Angela Y. Davis is known internationally for her ongoing work to combat all forms of oppression in the U.S. and abroad. Over the years she has been active as a student, teacher, writer, scholar, and activist/organizer. She is a living witness to the historical struggles of the contemporary era.
Professor Davis’s political activism began when she was a youngster in Birmingham, Alabama, and continued through her high school years in New York. But it was not until 1969 that she came to national attention after being removed from her teaching position in the Philosophy Department at UCLA as a result of her social activism and her membership in the Communist Party, USA. In 1970 she was placed on the FBI’s Ten Most Wanted List on false charges, and was the subject of an intense police search that drove her underground and culminated in one of the most famous trials in recent U.S. history. During her sixteen-month incarceration, a massive international “Free Angela Davis” campaign was organized, leading to her acquittal in 1972.
Professor Davis’s long-standing commitment to prisoners’ rights dates back to her involvement in the campaign to free the Soledad Brothers, which led to her own arrest and imprisonment. Today she remains an advocate of prison abolition and has developed a powerful critique of racism in the criminal justice system. She is a founding member of Critical Resistance, a national organization dedicated to the dismantling of the prison industrial complex. Internationally, she is affiliated with Sisters Inside, an abolitionist organization based in Queensland, Australia that works in solidarity with women in prison.
Like many educators, Professor Davis is especially concerned with the general tendency to devote more resources and attention to the prison system than to educational institutions. Having helped to popularize the notion of a “prison industrial complex,” she now urges her audiences to think seriously about the future possibility of a world without prisons and to help forge a 21st century abolitionist movement.
Ibram X. Kendi, an award-winning historian and New York Times best-selling author, is Professor of History and International Relations and the Founding Director of the Antiracist Research and Policy Center at American University. He is an Ideas Columnist at The Atlantic. His second book, STAMPED FROM THE BEGINNING: THE DEFINITIVE HISTORY OF RACIST IDEAS IN AMERICA, was published by Nation Books and won the 2016 National Book Award for Nonfiction. At 34 years old, Kendi was the youngest ever winner of the NBA for Nonfiction.

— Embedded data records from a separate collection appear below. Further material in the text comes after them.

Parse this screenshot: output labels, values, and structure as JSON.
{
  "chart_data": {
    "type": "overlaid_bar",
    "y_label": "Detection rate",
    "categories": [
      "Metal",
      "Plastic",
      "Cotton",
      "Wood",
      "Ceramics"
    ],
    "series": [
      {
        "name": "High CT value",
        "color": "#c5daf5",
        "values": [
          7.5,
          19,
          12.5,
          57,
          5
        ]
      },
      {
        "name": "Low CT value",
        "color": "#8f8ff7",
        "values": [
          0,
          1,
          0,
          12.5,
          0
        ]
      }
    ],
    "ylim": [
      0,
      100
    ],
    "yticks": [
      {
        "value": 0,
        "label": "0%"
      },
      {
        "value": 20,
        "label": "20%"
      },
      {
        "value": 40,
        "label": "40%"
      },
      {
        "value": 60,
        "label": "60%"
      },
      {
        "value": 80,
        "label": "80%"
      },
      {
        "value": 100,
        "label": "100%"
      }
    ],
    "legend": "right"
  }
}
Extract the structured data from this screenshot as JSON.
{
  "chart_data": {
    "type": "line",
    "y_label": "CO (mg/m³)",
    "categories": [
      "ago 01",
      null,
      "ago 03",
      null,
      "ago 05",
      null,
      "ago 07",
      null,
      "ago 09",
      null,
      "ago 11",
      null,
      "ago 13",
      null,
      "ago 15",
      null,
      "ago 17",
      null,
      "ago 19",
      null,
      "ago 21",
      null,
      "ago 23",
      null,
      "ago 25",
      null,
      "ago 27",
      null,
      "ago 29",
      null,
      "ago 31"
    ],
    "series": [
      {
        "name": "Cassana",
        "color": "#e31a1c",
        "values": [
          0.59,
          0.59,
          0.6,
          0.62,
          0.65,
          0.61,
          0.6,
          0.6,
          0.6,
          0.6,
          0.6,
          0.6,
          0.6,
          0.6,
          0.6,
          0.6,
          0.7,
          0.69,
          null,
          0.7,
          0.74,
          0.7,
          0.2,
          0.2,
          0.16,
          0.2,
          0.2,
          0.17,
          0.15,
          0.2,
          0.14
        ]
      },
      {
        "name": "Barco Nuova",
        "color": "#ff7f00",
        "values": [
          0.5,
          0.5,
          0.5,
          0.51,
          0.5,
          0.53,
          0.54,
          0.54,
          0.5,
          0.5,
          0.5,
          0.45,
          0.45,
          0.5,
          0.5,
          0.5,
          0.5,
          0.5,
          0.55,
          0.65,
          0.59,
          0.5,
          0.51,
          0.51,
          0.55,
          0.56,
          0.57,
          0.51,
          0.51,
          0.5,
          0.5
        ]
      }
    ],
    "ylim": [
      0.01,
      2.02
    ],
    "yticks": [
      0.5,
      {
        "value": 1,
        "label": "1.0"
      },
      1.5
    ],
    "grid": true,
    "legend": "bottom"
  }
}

A frequent speaker and contributor of op-eds, Kendi has written for several periodicals including Diverse: Issues in Higher Education, The Root, Salon, The New York Times, New York Daily News, Time, Signature, The Huffington Post, The Washington Post, and The Chronicle of Higher Education. He is currently working on his next book, HOW TO BE AN ANTIRACIST, which will be published in 2019 by One World, a division of Penguin Random House.